You might make the mistake of getting all sympathetic about people with cancer, but Senator Joseph Zarelli knows better. If you help someone who can’t work because they have cancer, all you’re doing is aiding and abetting their cancer.

You might as well kill them with your bare hands.

Bleeding hearts like to act like budget hawks just don’t care about non-business-owning people. Bleeding hearts complain about the constant stench of Orwellian dishonesty that surrounds our recent budget cuts – the way they’re cloaked in soft, palliative language meant to hide their reality. Repairing the social safety net. Caring for the most vulnerable.

But it’s unfair, this harsh talk. Senator Joseph Zarelli and his 40-percent-bad back show us how wrong it is. Senator Joseph Zarelli does support the “most vulnerable.” And it’s not just the partially back-injured – sometimes, in a minority of cases, the unemployed really are human beings deserving of assistance and not simply the beneficiaries of government rewards for poor lifestyle choices.

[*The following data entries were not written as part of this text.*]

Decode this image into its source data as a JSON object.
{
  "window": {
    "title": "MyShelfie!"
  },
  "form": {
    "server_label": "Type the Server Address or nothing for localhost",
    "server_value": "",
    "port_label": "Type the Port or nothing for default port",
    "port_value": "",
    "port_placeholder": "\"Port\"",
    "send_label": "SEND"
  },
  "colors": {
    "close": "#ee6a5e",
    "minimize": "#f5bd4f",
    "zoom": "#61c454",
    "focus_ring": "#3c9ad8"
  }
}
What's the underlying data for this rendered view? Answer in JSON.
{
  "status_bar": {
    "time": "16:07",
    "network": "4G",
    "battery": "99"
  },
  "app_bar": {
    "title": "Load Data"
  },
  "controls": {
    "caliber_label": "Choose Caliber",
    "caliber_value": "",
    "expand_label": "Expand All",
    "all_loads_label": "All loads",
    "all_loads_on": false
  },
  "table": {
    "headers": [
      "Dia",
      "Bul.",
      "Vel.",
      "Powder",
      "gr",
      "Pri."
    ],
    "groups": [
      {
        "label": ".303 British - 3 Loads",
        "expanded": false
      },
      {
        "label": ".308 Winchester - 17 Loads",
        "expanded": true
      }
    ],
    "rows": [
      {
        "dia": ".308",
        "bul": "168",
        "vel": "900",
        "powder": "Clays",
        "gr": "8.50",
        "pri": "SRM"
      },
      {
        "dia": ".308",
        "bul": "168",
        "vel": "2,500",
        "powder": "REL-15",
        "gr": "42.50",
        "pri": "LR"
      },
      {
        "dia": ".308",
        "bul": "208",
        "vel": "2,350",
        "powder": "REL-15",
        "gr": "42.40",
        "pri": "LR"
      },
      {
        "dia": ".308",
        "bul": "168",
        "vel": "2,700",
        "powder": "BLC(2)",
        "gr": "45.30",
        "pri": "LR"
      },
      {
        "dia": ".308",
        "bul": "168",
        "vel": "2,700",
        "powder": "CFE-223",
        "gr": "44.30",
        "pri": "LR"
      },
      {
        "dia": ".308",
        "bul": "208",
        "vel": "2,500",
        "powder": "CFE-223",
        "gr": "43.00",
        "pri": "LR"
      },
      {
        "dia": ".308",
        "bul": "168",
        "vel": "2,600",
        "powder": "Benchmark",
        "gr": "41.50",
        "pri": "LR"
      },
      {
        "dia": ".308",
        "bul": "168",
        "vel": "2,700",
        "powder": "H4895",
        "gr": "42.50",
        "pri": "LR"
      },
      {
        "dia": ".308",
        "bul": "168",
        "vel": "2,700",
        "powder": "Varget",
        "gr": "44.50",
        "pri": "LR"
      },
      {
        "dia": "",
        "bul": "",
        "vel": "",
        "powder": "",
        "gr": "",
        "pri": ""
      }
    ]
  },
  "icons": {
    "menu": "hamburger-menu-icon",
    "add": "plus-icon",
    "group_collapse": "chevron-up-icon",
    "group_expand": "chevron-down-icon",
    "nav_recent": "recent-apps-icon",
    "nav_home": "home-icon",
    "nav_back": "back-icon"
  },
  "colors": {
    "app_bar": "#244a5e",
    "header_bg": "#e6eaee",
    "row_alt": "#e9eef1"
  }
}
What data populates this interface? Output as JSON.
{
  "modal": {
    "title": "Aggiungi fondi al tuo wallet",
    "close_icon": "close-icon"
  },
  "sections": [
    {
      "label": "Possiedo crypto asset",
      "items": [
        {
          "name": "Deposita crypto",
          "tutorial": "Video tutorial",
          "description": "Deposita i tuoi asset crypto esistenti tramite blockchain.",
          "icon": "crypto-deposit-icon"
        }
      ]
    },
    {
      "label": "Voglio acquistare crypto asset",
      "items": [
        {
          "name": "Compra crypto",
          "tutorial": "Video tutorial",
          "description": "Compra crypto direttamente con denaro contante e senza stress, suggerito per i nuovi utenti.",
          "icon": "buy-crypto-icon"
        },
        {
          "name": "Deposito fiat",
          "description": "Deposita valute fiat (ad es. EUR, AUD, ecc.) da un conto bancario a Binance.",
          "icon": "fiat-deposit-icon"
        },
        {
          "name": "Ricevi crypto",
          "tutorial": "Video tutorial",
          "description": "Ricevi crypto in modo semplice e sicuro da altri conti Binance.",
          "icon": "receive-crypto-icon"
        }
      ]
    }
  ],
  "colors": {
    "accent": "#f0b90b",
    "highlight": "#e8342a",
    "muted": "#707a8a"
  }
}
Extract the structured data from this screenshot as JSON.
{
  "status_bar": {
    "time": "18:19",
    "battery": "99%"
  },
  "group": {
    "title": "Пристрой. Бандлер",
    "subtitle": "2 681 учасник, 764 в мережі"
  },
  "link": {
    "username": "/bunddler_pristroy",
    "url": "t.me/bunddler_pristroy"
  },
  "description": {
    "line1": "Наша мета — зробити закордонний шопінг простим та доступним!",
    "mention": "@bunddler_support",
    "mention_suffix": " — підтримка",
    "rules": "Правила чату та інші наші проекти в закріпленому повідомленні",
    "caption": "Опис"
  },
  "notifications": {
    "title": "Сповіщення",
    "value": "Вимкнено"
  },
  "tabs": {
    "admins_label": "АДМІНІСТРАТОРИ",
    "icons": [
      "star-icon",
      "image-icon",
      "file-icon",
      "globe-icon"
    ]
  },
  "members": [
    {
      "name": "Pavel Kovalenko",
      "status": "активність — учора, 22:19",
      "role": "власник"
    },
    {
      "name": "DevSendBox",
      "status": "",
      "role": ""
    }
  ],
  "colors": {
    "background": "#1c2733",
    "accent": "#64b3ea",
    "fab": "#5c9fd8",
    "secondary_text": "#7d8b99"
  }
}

Just ask Senator Joseph Zarelli, who found himself in need of unemployment benefits 10 short years ago.

For 10 months during 2001 and 2002, he accepted unemployment benefits after losing his job. He understood better than anyone how difficult it can be when you have a family to raise and no income. Well, no income other than the $33,000 a year you’re paid as a member of the state Senate. Plus the $82 per diem. And the health insurance. And the pension.

Other than that, though, he was most vulnerable.